指圧師さんがうどんを打つ
指圧師さんは、入ってくるとまず「今日はどの辺りが辛いですか?」と聞いてきた。いつもなら、首から肩にかけてと腰を、とお願いするところだが、今日は違う。テーブルの上に置いた団子状のうどん粉を指差して、
「僕の代わりにこのうどんを指圧してもらえますか?」
とお願いした。
キョトン。
そんな擬音がピッタリはまる表情で、じっとうどん粉を見つめている。
「あ、指圧師さんならきっとおいしいうどんを作ってくれると思いまして」
何の説明にもなっていない補足を加え、なんとか交渉が成立した。こういう時は詳しく説明しない方がいい。デイリーポータルで培ったノウハウである。

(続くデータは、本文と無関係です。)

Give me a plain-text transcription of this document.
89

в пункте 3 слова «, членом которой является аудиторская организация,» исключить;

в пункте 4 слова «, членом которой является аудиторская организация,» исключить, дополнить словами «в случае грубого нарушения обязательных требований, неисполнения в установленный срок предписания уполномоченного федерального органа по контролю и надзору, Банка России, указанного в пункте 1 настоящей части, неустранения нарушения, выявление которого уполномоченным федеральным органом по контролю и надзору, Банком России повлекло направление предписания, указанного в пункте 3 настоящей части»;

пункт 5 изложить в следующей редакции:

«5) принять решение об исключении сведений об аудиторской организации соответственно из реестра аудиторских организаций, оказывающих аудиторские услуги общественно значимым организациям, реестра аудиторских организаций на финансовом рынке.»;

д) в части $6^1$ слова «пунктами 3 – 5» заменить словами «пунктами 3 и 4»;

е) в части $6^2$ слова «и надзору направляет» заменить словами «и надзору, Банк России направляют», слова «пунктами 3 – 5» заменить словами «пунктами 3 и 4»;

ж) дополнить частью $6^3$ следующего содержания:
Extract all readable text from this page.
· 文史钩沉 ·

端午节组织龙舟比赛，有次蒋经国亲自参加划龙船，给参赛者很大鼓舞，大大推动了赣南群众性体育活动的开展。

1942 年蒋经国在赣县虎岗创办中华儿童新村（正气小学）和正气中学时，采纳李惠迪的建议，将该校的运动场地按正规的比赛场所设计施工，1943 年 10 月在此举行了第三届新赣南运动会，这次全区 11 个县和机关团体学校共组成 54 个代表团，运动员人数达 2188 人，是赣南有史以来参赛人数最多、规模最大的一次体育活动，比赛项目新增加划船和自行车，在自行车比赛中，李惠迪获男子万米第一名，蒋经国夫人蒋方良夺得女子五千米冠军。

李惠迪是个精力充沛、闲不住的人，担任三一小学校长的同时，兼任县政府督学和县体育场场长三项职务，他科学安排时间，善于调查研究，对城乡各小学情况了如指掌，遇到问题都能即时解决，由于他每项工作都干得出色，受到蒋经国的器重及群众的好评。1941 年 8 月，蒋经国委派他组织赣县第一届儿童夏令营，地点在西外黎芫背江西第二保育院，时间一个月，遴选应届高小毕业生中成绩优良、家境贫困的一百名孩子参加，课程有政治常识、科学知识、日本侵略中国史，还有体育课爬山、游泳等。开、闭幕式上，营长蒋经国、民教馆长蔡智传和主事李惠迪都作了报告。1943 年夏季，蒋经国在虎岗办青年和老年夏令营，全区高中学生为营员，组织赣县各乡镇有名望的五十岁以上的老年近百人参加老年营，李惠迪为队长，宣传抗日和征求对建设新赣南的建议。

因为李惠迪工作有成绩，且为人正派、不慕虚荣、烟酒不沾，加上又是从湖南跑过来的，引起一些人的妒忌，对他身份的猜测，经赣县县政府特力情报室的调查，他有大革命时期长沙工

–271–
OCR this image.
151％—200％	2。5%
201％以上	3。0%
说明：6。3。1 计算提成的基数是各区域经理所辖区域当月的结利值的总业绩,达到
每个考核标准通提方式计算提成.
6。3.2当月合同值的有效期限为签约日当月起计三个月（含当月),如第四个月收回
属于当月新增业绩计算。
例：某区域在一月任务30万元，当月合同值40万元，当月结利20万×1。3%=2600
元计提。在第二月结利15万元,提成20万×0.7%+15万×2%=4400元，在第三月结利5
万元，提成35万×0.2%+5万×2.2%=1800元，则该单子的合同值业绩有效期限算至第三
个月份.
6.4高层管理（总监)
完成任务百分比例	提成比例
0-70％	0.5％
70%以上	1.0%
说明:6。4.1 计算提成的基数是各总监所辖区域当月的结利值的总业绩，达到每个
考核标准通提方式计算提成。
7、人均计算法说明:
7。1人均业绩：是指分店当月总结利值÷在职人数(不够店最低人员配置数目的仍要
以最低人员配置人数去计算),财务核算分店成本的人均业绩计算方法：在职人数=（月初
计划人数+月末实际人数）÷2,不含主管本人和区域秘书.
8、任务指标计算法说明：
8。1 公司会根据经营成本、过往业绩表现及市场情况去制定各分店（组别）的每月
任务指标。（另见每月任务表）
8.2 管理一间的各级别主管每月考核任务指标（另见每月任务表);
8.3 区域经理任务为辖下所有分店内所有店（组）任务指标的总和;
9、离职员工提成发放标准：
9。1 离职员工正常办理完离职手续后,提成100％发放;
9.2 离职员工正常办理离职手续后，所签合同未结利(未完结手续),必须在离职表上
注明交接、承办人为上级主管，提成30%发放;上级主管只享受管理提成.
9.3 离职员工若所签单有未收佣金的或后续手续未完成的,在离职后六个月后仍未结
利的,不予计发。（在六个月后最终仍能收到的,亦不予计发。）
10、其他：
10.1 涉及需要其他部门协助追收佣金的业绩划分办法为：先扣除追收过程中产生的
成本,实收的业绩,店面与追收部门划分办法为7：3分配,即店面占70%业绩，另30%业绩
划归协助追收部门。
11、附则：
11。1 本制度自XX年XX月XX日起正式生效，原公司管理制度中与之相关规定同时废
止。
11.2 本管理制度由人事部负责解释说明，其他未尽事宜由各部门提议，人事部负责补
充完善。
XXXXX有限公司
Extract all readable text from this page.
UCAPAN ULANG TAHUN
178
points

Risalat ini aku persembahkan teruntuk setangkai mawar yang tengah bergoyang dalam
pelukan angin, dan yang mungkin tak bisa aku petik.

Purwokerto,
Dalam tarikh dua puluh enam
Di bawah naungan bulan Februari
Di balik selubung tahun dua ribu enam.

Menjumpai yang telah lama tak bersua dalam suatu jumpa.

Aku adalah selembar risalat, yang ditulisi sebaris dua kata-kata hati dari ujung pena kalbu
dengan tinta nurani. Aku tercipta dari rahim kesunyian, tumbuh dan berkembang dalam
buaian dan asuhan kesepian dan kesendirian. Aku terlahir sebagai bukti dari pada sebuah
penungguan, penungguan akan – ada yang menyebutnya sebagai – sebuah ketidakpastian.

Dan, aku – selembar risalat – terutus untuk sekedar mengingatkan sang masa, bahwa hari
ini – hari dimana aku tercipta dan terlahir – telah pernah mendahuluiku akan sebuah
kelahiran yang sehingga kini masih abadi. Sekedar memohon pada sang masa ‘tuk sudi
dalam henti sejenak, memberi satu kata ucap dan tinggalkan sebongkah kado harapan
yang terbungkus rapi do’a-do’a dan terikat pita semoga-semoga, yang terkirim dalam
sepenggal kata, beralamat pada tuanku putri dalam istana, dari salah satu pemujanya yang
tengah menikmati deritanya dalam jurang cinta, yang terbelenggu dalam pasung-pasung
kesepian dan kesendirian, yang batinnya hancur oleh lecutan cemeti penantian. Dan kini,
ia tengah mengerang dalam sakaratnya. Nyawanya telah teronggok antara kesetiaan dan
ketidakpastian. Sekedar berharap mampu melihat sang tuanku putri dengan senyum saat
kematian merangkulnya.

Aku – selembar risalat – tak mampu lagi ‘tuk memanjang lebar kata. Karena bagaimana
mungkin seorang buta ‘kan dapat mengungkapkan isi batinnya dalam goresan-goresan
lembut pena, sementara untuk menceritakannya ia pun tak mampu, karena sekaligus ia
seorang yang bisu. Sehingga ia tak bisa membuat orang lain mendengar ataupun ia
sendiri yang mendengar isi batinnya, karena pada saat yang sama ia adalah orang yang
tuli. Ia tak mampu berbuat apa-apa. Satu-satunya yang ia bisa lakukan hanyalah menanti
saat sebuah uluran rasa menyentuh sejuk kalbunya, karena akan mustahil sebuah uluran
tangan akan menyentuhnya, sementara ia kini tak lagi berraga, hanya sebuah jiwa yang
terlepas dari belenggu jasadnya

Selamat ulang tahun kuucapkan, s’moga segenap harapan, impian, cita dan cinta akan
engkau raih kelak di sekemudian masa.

指圧師の大里さんは、東京治療院という病院から派遣されてこのホテルにやって来た。うどんを打つのは初めてです、と戸惑いながらうどん粉の指圧を始めてくれた。
さすがプロの指圧師である。指先の力強さが違う。うどん粉がグイグイ押されているのが分かる。
大里さんの仕事ぶりに満足しながら、チラッと手順書に目を通した。次の手順を確認しようと思ったのだ。
「ビニール袋に生地を入れて足で均一によく踏む」
ん? 均一に?
親指で押しているので均一じゃないのだ。
一旦、大里さんの手を止めてもらった。
「均一に押す事って出来ます?」
「だったら、掌圧でいきましょう」
親指で圧を加えるのではなく、手の平全体で押していく技らしい。それならば、足で踏むのと同じように、均一な圧を期待出来る。
ここに来て、大里さんも僕の計画に完全に乗ってくれたようだ。おいしいうどんを目指して、2人の間にグルーヴが生まれた。
それぞれの思いを胸に
一通り掌圧が加わったら、うどん粉を僕が引き取る。ビニール袋から取り出して団子状にするのだ。団子状にしたら再びビニール袋の中に入れ、大里さんにバトンタッチ。掌圧を加えてもらう。
これを3回繰り返す事で、シコシコとしたうどんに仕上がる訳だ。
今、原稿を書きながら上の写真を確認した。大里さんが全然乗ってない。戸惑いを隠しきれない、そんな表情を浮かべている。
グルーヴを感じていたのは、僕1人だったようだ。
とはいえ、大里さんもプロである。うどん粉を患者に見立て、全力で掌圧を加えていく。
本来、「足ふみ」する事でグルテンの密度が高まり麺にコシが出る。その「足ふみ」を手でやらなくてはいけないのだ。相当な圧力が必要である。がんばれ大里さん。がんばれグルテン。
大里さんと僕のやり取りが3回を数えた。これで大里さんの作業は終了だ。
うどん粉もいい感じに伸びている。
大里さんが来てからここまで30分かかった。しかし、マッサージの時間は40分ある。残り時間を利用して、僕をマッサージしてくれた。
大里さんの指圧はとても気持ちよかった。この腕ならきっとうどんもうまくなる。マッサージを受けながらそう確信した。